US Marines spearhead major Afghanistan offensive

MARJAH, Afghanistan (Reuters) – US Marines spearheaded one of NATO’s biggest offensives against the Taliban  in Afghanistan yesterday, in an early test of US President  Barack Obama’s troop surge policy.

Marines in helicopters landed in Marjah district, the last big Taliban stronghold in Helmand province, in the first hours of a NATO campaign to impose government control on rebel-held  areas before US forces start a planned 2011 drawdown.

They fired at least four rockets at militants who attacked  from compounds near the bazaar in Marjah town. Hours later, the  area was still gripped by the firefight.

There was one Marine casualty in the unit in which a Reuters  correspondent was embedded.
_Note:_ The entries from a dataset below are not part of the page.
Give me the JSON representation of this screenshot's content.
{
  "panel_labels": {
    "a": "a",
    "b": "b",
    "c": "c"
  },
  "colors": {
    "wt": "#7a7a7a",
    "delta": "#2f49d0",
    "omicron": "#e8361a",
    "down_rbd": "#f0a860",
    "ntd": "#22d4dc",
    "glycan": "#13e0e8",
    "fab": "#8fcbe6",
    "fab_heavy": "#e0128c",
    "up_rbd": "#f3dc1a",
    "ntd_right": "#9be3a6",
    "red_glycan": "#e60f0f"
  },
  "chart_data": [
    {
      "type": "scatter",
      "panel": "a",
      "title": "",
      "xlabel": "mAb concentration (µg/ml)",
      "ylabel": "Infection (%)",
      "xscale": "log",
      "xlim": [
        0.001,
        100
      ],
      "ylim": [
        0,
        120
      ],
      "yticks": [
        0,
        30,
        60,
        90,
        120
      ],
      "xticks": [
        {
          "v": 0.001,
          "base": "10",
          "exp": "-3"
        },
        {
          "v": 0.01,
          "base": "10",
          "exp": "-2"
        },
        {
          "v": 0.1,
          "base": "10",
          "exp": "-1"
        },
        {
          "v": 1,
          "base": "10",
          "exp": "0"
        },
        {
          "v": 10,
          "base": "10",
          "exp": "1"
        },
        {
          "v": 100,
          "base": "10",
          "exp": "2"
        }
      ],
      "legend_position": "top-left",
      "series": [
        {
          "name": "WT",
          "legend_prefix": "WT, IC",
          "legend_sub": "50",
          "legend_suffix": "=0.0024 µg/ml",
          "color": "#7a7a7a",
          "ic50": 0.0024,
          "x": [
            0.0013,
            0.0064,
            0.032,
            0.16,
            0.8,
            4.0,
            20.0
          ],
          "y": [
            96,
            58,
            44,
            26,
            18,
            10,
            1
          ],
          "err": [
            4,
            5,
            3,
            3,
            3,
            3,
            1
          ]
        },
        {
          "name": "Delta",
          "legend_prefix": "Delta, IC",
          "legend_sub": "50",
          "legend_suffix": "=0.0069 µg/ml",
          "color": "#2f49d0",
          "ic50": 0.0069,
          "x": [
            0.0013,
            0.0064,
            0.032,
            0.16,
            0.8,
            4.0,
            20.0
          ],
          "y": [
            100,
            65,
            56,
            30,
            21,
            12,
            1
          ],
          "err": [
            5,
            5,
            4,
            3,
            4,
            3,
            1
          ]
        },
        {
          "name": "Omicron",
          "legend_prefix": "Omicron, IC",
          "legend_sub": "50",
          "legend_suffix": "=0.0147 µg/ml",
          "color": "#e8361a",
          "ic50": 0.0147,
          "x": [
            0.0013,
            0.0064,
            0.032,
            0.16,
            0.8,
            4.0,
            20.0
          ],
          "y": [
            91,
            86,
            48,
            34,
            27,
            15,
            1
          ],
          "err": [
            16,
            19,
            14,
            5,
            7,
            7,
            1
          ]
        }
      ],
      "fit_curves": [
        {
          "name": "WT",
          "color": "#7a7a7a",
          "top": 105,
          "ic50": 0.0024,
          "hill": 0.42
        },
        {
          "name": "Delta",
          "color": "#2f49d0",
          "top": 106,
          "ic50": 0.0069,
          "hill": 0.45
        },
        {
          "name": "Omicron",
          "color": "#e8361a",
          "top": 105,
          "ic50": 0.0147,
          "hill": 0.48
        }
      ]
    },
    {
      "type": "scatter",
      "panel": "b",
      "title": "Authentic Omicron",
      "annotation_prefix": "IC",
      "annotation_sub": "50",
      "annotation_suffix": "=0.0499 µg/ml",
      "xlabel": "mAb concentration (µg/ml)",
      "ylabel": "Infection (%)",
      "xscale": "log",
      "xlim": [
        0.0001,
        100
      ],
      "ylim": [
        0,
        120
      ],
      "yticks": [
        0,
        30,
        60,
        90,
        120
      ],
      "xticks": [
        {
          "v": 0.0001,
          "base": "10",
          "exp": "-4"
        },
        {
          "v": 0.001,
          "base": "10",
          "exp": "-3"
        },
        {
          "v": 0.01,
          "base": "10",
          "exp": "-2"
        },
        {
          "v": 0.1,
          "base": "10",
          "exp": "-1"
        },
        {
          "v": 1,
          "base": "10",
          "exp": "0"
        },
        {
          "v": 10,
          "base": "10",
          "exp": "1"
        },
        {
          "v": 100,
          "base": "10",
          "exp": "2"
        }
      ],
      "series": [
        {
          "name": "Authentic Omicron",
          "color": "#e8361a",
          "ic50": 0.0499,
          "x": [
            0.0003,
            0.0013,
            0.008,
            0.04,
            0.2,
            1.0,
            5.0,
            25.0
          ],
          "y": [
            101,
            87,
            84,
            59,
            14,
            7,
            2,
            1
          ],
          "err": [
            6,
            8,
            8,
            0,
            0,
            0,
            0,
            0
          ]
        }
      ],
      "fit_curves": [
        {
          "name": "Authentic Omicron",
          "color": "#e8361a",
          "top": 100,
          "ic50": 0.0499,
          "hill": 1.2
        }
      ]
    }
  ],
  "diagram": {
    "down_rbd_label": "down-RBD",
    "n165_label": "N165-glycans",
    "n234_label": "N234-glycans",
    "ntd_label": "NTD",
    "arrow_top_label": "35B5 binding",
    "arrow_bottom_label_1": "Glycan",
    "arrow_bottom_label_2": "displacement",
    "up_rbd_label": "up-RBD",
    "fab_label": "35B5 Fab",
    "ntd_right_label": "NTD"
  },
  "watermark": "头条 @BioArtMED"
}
In their house nearby, a family  huddled in one room, laundry flapping on the line outside.

“We are currently moving to seize our objective. We have  been in contact for five hours from the southwest, north and  east and we are moving to push to finish securing the areas of  insurgents still,” Lieutenant Mark Greenlief told Reuters.

The Marines’ first objective was to take over the town  centre, a large cluster of dwellings, and they called in two  Harrier jets which flew over a Taliban position at the edge of  the town centre and fired on the militants with machineguns.

Like civilians in the district of up to 100,000 people, the  US, British and Afghan troops risk being blown up by booby  traps the Taliban are believed to have rigged in the hundreds to  try to slow the advance.

A local Taliban commander, Qari Fazluddin, told Reuters  earlier about 2,000 fighters were ready to fight.

Also in southern Afghanistan, five NATO troops, including  three Americans, died after roadside bomb strikes, and a  shooting in southern Afghanistan yesterday, NATO said in a  statement.

It was not clear whether they were killed during the  offensive but the violence illustrated how vulnerable they still  were after eight years of fighting the Taliban.    Helmand task force spokesman Lieutenant Colonel David  Wakefield said a British solider was killed in an explosion  while on vehicle patrol during the operation. It was not clear  whether the solider was one of the five.

NATO commander General Stanley McChrystal’s  counter-insurgency strategy emphasises seizing population  centres and avoiding combat in built-up areas whenever possible.

McChrystal has stressed precautions to avoid killing  civilians, and the number of civilians killed by NATO troops has  declined since he took command in mid-2009.

Heavy casualties may ruin the government’s chance of gaining  more support from Afghans. NATO forces advised civilians not to  leave their homes. Some have already fled Marjah.

“The international forces must adopt certain procedures and  mechanisms during operation in Marjah to protect civilians,”  Afghan President Hamid Karzai said in a statement.

In Marjah, resident Abdel Aziz, 16, told the Marines through  a translator, “All the walls between the streets and houses are  surrounded by bombs. Most people have gone to Lashkar Gah.  That’s where we want to go today.”

An elderly neighbour emerged from her house and asked  Marines not to fire at it. “This is just my house,” she said.